Falsely Claiming USA Citizenship and How This Affects Immigration
There are many people who try to come to the United States every year for work and many who are already here, hoping to obtain full citizenship. Last year alone, 779,929 people were naturalized1 as US citizens. When working, citizens and non-citizens alike are required to fill out a Form I-9 to verify that they are legally able to work. What non-citizens may not realize, though, is that misrepresenting themselves on this form could cost them the ability to obtain status, permanent loss of status they may have, or the ability to become naturalized US citizens.
The relevant section of the law is Section 212(a(6)(C)(ii) of the Immigration and Nationality Act. This section says that: “Any alien who falsely represents, or has falsely represented, himself or herself to be a citizen of the United States for any purpose or benefit under this Act (including section 274A) or any other Federal or State law is inadmissible.” This statute has a very limited exception in the case where the alien’s parents are or were U.S. citizens, the alien lived in the United States before the age of 16, and there is a good faith belief (albeit incorrect) that the person is a citizen.
As of October 30 this year, the Board of Immigration Appeals has decided that the Form I-9 can be used in immigration proceedings to support the removal (deportation) of a noncitizen and to determine his or her eligibility for relief from deportation. This means that if you’ve lied about your citizenship status on this form, you could find yourself in a difficult situation, making any status difficult or impossible to obtain or resulting in removal from this country.

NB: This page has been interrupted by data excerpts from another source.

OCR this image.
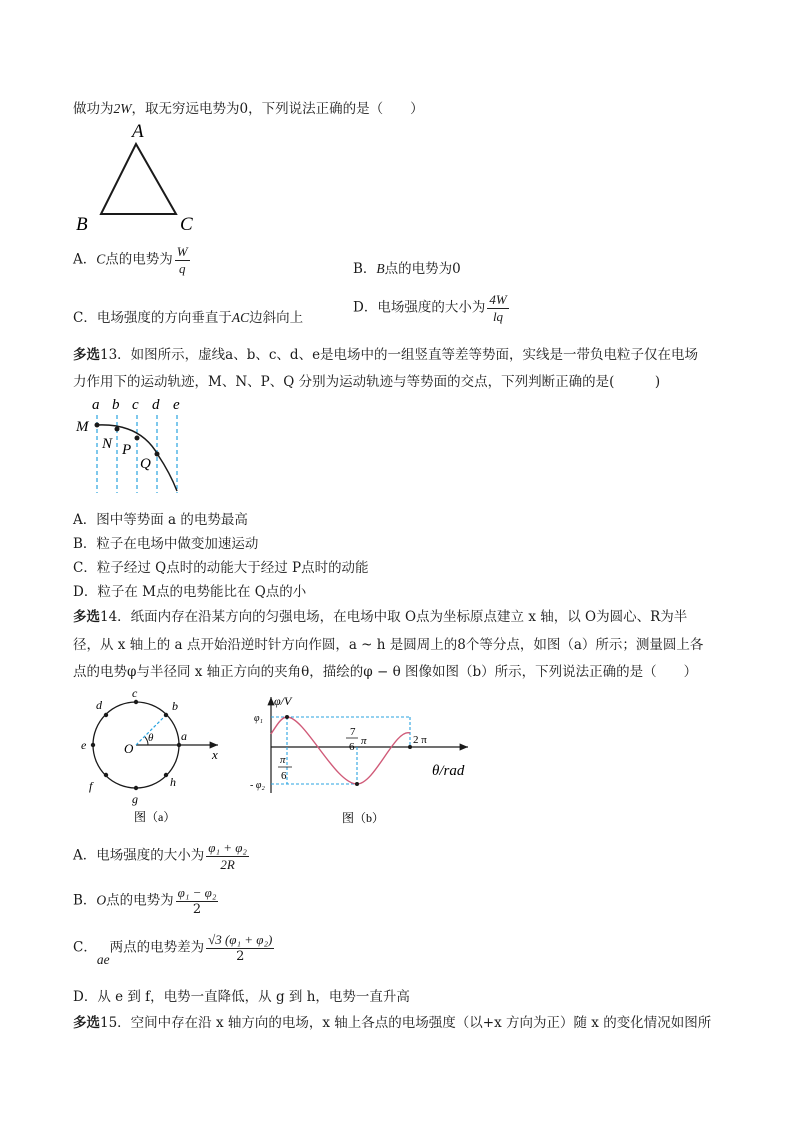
做功为2W，取无穷远电势为0，下列说法正确的是（　　）
A
B	C
A．C点的电势为 $\frac{W}{q}$	B．B点的电势为0
C．电场强度的方向垂直于AC边斜向上
D．电场强度的大小为 $\frac{4W}{lq}$
多选13．如图所示，虚线a、b、c、d、e是电场中的一组竖直等差等势面，实线是一带负电粒子仅在电场
力作用下的运动轨迹，M、N、P、Q 分别为运动轨迹与等势面的交点，下列判断正确的是(　　　)
a b c d e
M
N P
Q
A．图中等势面 a 的电势最高
B．粒子在电场中做变加速运动
C．粒子经过 Q点时的动能大于经过 P点时的动能
D．粒子在 M点的电势能比在 Q点的小
多选14．纸面内存在沿某方向的匀强电场，在电场中取 O点为坐标原点建立 x 轴，以 O为圆心、R为半
径，从 x 轴上的 a 点开始沿逆时针方向作圆，a ~ h 是圆周上的8个等分点，如图（a）所示；测量圆上各
点的电势φ与半径同 x 轴正方向的夹角θ，描绘的φ − θ 图像如图（b）所示，下列说法正确的是（　　）
a
b
c
d
e
f
g
h
O
θ
x
图（a）
φ/V
φ₁
- φ₂
7
6 π
π
6
2 π
θ/rad
图（b）
A．电场强度的大小为 $\frac{\text{φ₁ + φ₂}}{2R}$
B．O点的电势为 $\frac{\text{φ₁ − φ₂}}{2}$
C．ae两点的电势差为 $\frac{\text{√3 (φ₁ + φ₂)}}{2}$
D．从 e 到 f，电势一直降低，从 g 到 h，电势一直升高
多选15．空间中存在沿 x 轴方向的电场，x 轴上各点的电场强度（以+x 方向为正）随 x 的变化情况如图所
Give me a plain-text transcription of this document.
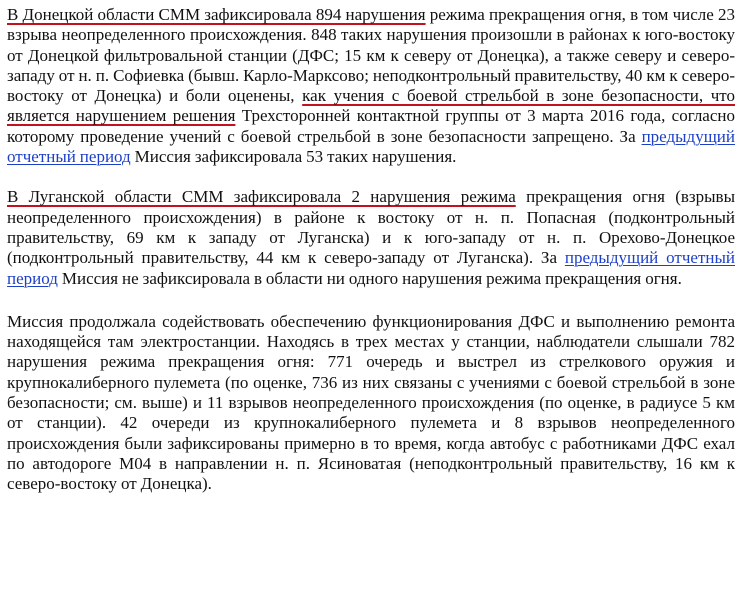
В Донецкой области СММ зафиксировала 894 нарушения режима прекращения огня, в том числе 23 взрыва неопределенного происхождения. 848 таких нарушения произошли в районах к юго-востоку от Донецкой фильтровальной станции (ДФС; 15 км к северу от Донецка), а также северу и северо-западу от н. п. Софиевка (бывш. Карло-Марксово; неподконтрольный правительству, 40 км к северо-востоку от Донецка) и боли оценены, как учения с боевой стрельбой в зоне безопасности, что является нарушением решения Трехсторонней контактной группы от 3 марта 2016 года, согласно которому проведение учений с боевой стрельбой в зоне безопасности запрещено. За предыдущий отчетный период Миссия зафиксировала 53 таких нарушения.

В Луганской области СММ зафиксировала 2 нарушения режима прекращения огня (взрывы неопределенного происхождения) в районе к востоку от н. п. Попасная (подконтрольный правительству, 69 км к западу от Луганска) и к юго-западу от н. п. Орехово-Донецкое (подконтрольный правительству, 44 км к северо-западу от Луганска). За предыдущий отчетный период Миссия не зафиксировала в области ни одного нарушения режима прекращения огня.

Миссия продолжала содействовать обеспечению функционирования ДФС и выполнению ремонта находящейся там электростанции. Находясь в трех местах у станции, наблюдатели слышали 782 нарушения режима прекращения огня: 771 очередь и выстрел из стрелкового оружия и крупнокалиберного пулемета (по оценке, 736 из них связаны с учениями с боевой стрельбой в зоне безопасности; см. выше) и 11 взрывов неопределенного происхождения (по оценке, в радиусе 5 км от станции). 42 очереди из крупнокалиберного пулемета и 8 взрывов неопределенного происхождения были зафиксированы примерно в то время, когда автобус с работниками ДФС ехал по автодороге М04 в направлении н. п. Ясиноватая (неподконтрольный правительству, 16 км к северо-востоку от Донецка).
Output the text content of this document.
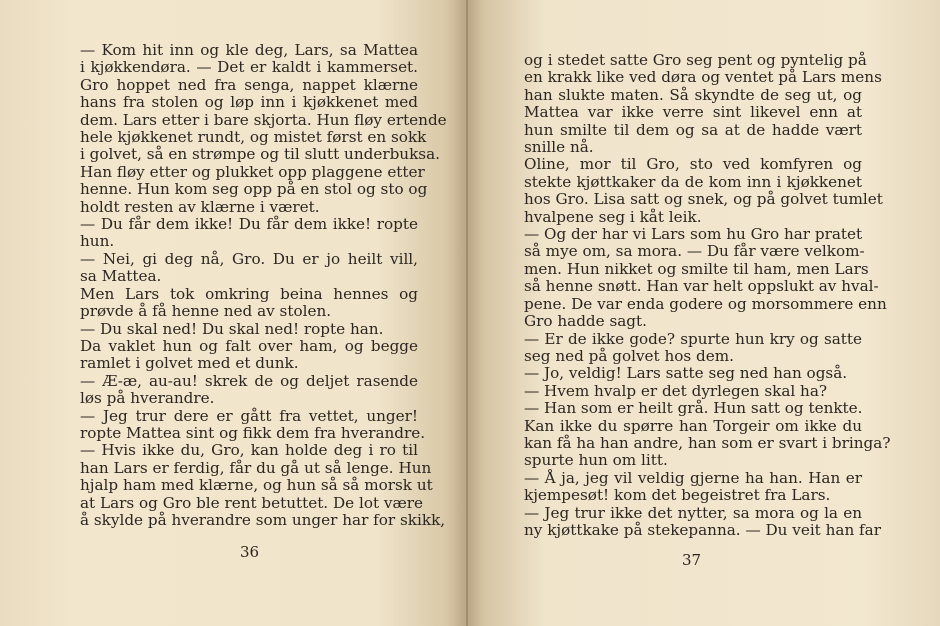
— Kom hit inn og kle deg, Lars, sa Mattea
i kjøkkendøra. — Det er kaldt i kammerset.
Gro hoppet ned fra senga, nappet klærne
hans fra stolen og løp inn i kjøkkenet med
dem. Lars etter i bare skjorta. Hun fløy ertende
hele kjøkkenet rundt, og mistet først en sokk
i golvet, så en strømpe og til slutt underbuksa.
Han fløy etter og plukket opp plaggene etter
henne. Hun kom seg opp på en stol og sto og
holdt resten av klærne i været.
— Du får dem ikke! Du får dem ikke! ropte
hun.
— Nei, gi deg nå, Gro. Du er jo heilt vill,
sa Mattea.
Men Lars tok omkring beina hennes og
prøvde å få henne ned av stolen.
— Du skal ned! Du skal ned! ropte han.
Da vaklet hun og falt over ham, og begge
ramlet i golvet med et dunk.
— Æ-æ, au-au! skrek de og deljet rasende
løs på hverandre.
— Jeg trur dere er gått fra vettet, unger!
ropte Mattea sint og fikk dem fra hverandre.
— Hvis ikke du, Gro, kan holde deg i ro til
han Lars er ferdig, får du gå ut så lenge. Hun
hjalp ham med klærne, og hun så så morsk ut
at Lars og Gro ble rent betuttet. De lot være
å skylde på hverandre som unger har for skikk,
36
og i stedet satte Gro seg pent og pyntelig på
en krakk like ved døra og ventet på Lars mens
han slukte maten. Så skyndte de seg ut, og
Mattea var ikke verre sint likevel enn at
hun smilte til dem og sa at de hadde vært
snille nå.
Oline, mor til Gro, sto ved komfyren og
stekte kjøttkaker da de kom inn i kjøkkenet
hos Gro. Lisa satt og snek, og på golvet tumlet
hvalpene seg i kåt leik.
— Og der har vi Lars som hu Gro har pratet
så mye om, sa mora. — Du får være velkom-
men. Hun nikket og smilte til ham, men Lars
så henne snøtt. Han var helt oppslukt av hval-
pene. De var enda godere og morsommere enn
Gro hadde sagt.
— Er de ikke gode? spurte hun kry og satte
seg ned på golvet hos dem.
— Jo, veldig! Lars satte seg ned han også.
— Hvem hvalp er det dyrlegen skal ha?
— Han som er heilt grå. Hun satt og tenkte.
Kan ikke du spørre han Torgeir om ikke du
kan få ha han andre, han som er svart i bringa?
spurte hun om litt.
— Å ja, jeg vil veldig gjerne ha han. Han er
kjempesøt! kom det begeistret fra Lars.
— Jeg trur ikke det nytter, sa mora og la en
ny kjøttkake på stekepanna. — Du veit han far
37
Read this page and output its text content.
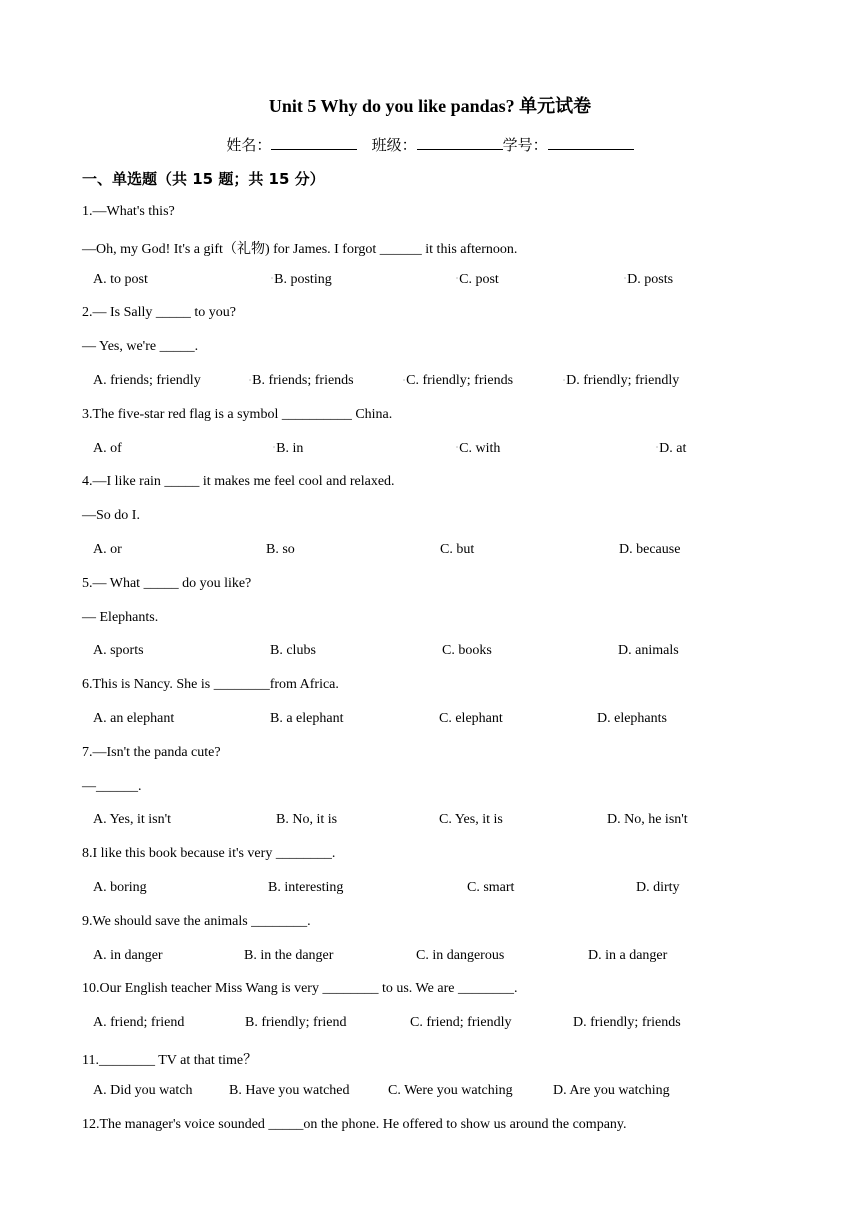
Unit 5 Why do you like pandas? 单元试卷
姓名：	班级：	学号：
一、单选题（共 15 题；共 15 分）
1.—What's this?
—Oh, my God! It's a gift（礼物) for James. I forgot ______ it this afternoon.
A. to post	▫B. posting	▫C. post	▫D. posts
2.— Is Sally _____ to you?
— Yes, we're _____.
A. friends; friendly	▫B. friends; friends	▫C. friendly; friends	▫D. friendly; friendly
3.The five-star red flag is a symbol __________ China.
A. of	▫B. in	▫C. with	▫D. at
4.—I like rain _____ it makes me feel cool and relaxed.
—So do I.
A. or	B. so	C. but	D. because
5.— What _____ do you like?
— Elephants.
A. sports	B. clubs	C. books	D. animals
6.This is Nancy. She is ________from Africa.
A. an elephant	B. a elephant	C. elephant	D. elephants
7.—Isn't the panda cute?
—______.
A. Yes, it isn't	B. No, it is	C. Yes, it is	D. No, he isn't
8.I like this book because it's very ________.
A. boring	B. interesting	C. smart	D. dirty
9.We should save the animals ________.
A. in danger	B. in the danger	C. in dangerous	D. in a danger
10.Our English teacher Miss Wang is very ________ to us. We are ________.
A. friend; friend	B. friendly; friend	C. friend; friendly	D. friendly; friends
11.________ TV at that time？
A. Did you watch	B. Have you watched	C. Were you watching	D. Are you watching
12.The manager's voice sounded _____on the phone. He offered to show us around the company.
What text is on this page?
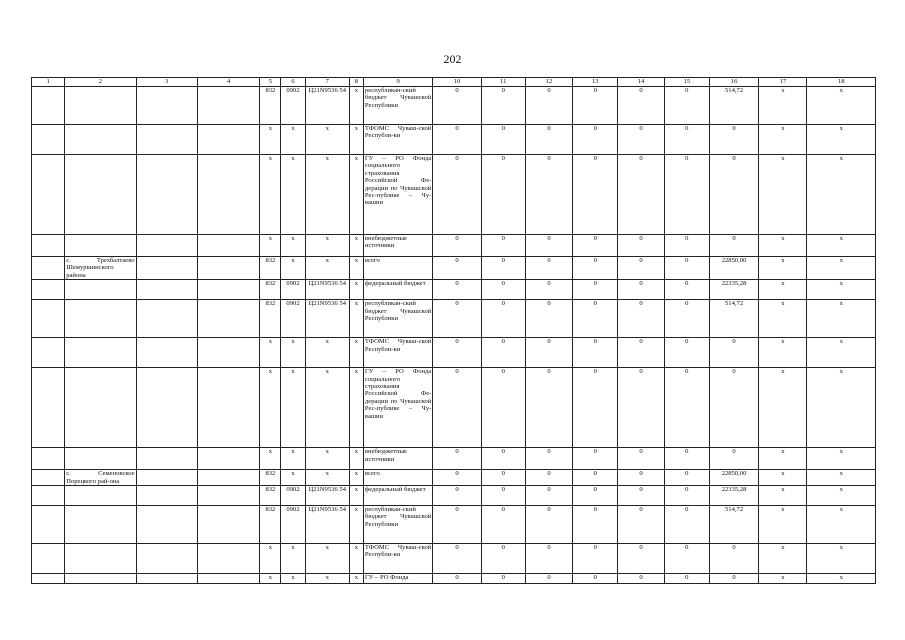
202
1	2	3	4	5	6	7	8	9	10	11	12	13	14	15	16	17	18
				832	0902	Ц21N9536 54	x	республикан-ский бюджет Чувашской Республики	0	0	0	0	0	0	514,72	x	x
				x	x	x	x	ТФОМС Чуваш-ской Республи-ки	0	0	0	0	0	0	0	x	x
				x	x	x	x	ГУ – РО Фонда социального страхования Российской Фе-дерации по Чувашской Рес-публике – Чу-вашии	0	0	0	0	0	0	0	x	x
				x	x	x	x	внебюджетные источники	0	0	0	0	0	0	0	x	x
	с. Трехбалтаево Шемуршинского района			832	x	x	x	всего	0	0	0	0	0	0	22850,00	x	x
				832	0902	Ц21N9536 54	x	федеральный бюджет	0	0	0	0	0	0	22335,28	x	x
				832	0902	Ц21N9536 54	x	республикан-ский бюджет Чувашской Республики	0	0	0	0	0	0	514,72	x	x
				x	x	x	x	ТФОМС Чуваш-ской Республи-ки	0	0	0	0	0	0	0	x	x
				x	x	x	x	ГУ – РО Фонда социального страхования Российской Фе-дерации по Чувашской Рес-публике – Чу-вашии	0	0	0	0	0	0	0	x	x
				x	x	x	x	внебюджетные источники	0	0	0	0	0	0	0	x	x
	с. Семеновское Порецкого рай-она			832	x	x	x	всего	0	0	0	0	0	0	22850,00	x	x
				832	0902	Ц21N9536 54	x	федеральный бюджет	0	0	0	0	0	0	22335,28	x	x
				832	0902	Ц21N9536 54	x	республикан-ский бюджет Чувашской Республики	0	0	0	0	0	0	514,72	x	x
				x	x	x	x	ТФОМС Чуваш-ской Республи-ки	0	0	0	0	0	0	0	x	x
				x	x	x	x	ГУ – РО Фонда	0	0	0	0	0	0	0	x	x
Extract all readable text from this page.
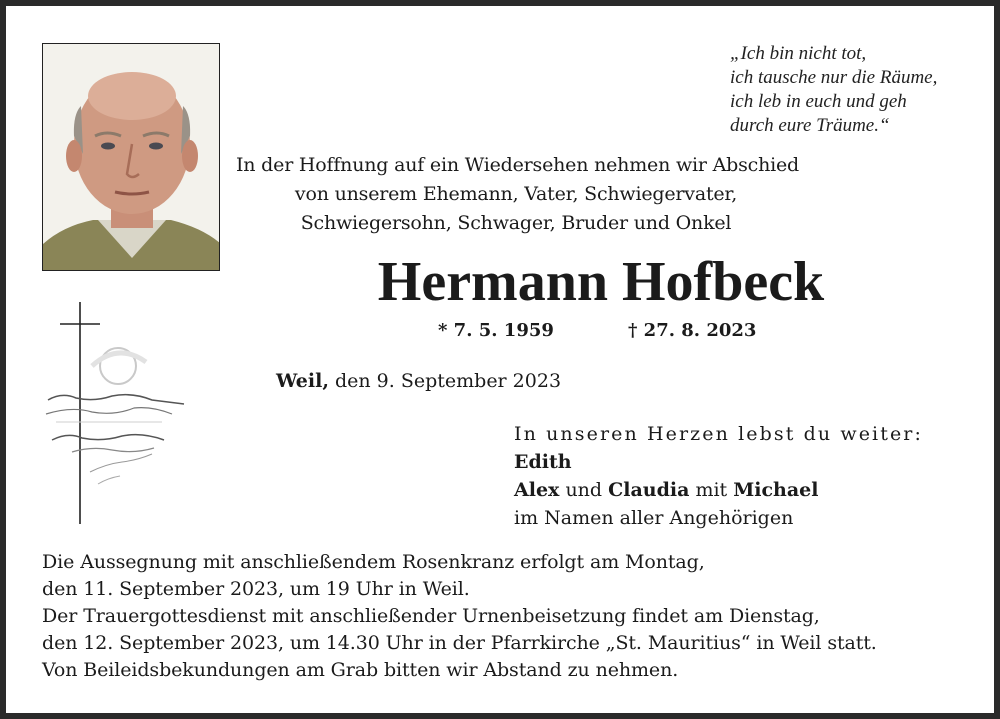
„Ich bin nicht tot,
ich tausche nur die Räume,
ich leb in euch und geh
durch eure Träume.“
In der Hoffnung auf ein Wiedersehen nehmen wir Abschied
von unserem Ehemann, Vater, Schwiegervater,
Schwiegersohn, Schwager, Bruder und Onkel
Hermann Hofbeck
* 7. 5. 1959	† 27. 8. 2023
Weil, den 9. September 2023
In unseren Herzen lebst du weiter:
Edith
Alex und Claudia mit Michael
im Namen aller Angehörigen
Die Aussegnung mit anschließendem Rosenkranz erfolgt am Montag,
den 11. September 2023, um 19 Uhr in Weil.
Der Trauergottesdienst mit anschließender Urnenbeisetzung findet am Dienstag,
den 12. September 2023, um 14.30 Uhr in der Pfarrkirche „St. Mauritius“ in Weil statt.
Von Beileidsbekundungen am Grab bitten wir Abstand zu nehmen.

What Should I Know About Form I-9?
Here are some things to take note of in regards to the Form I-9 and your immigration status:
Filling Them Out: The Form I-9 is required to be filled out and signed by every employee, regardless of their immigration or citizenship status.
Removability/Deportation: When it comes to immigration proceedings, an I-9, Employee Eligibility Verification can now be used to support charges of deportation against a non-US citizen.